HPT++: Hierarchically Prompting Vision-language Models With Multi-granularity Knowledge Generation And Improved Structure Modeling

Wang Yubin, Jiang Xinyang, Cheng De, Sun Wenli, Li Dongsheng, Zhao Cairong. Arxiv 2024

[Paper]    
Attention Mechanism Model Architecture Multimodal Models Prompting RAG Reinforcement Learning

Prompt learning has become a prevalent strategy for adapting vision-language foundation models (VLMs) such as CLIP to downstream tasks. With the emergence of large language models (LLMs), recent studies have explored the potential of using category-related descriptions to enhance prompt effectiveness. However, conventional descriptions lack explicit structured information necessary to represent the interconnections among key elements like entities or attributes with relation to a particular category. Since existing prompt tuning methods give little consideration to managing structured knowledge, this paper advocates leveraging LLMs to construct a graph for each description to prioritize such structured knowledge. Consequently, we propose a novel approach called Hierarchical Prompt Tuning (HPT), enabling simultaneous modeling of both structured and conventional linguistic knowledge. Specifically, we introduce a relationship-guided attention module to capture pair-wise associations among entities and attributes for low-level prompt learning.
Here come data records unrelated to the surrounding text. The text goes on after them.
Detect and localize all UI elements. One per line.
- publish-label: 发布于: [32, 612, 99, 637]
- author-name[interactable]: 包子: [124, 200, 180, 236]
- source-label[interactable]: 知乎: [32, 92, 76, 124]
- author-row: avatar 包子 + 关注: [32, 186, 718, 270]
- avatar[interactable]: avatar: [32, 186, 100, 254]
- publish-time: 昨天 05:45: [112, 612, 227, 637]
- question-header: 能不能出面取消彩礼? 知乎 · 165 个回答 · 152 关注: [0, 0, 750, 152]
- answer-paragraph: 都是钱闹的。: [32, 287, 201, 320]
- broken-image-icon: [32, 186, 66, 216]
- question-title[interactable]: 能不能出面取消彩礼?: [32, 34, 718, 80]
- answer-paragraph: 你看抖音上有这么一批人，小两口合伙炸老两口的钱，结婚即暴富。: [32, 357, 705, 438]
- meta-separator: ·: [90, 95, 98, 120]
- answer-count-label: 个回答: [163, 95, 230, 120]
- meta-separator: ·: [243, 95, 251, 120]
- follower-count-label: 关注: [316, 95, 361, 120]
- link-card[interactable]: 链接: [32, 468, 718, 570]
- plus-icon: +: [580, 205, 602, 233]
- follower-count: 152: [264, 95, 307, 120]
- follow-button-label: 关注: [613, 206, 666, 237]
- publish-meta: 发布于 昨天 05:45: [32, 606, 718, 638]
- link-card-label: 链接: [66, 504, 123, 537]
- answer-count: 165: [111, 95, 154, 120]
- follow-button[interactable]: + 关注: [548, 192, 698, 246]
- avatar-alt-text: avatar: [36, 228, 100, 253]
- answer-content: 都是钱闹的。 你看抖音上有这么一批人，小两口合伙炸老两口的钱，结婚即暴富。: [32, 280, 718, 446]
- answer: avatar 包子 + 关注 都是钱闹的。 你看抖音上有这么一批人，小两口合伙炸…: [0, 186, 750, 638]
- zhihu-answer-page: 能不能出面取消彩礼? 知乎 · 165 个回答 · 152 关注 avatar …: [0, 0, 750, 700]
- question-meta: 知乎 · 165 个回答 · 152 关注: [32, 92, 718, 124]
In addition, by incorporating high-level and global-level prompts modeling overall semantics, the proposed hierarchical structure forges cross-level interlinks and empowers the model to handle more complex and long-term relationships. Finally, by enhancing multi-granularity knowledge generation, redesigning the relationship-driven attention re-weighting module, and incorporating consistent constraints on the hierarchical text encoder, we propose HPT++, which further improves the performance of HPT. Our experiments are conducted across a wide range of evaluation settings, including base-to-new generalization, cross-dataset evaluation, and domain generalization. Extensive results and ablation studies demonstrate the effectiveness of our methods, which consistently outperform existing SOTA methods.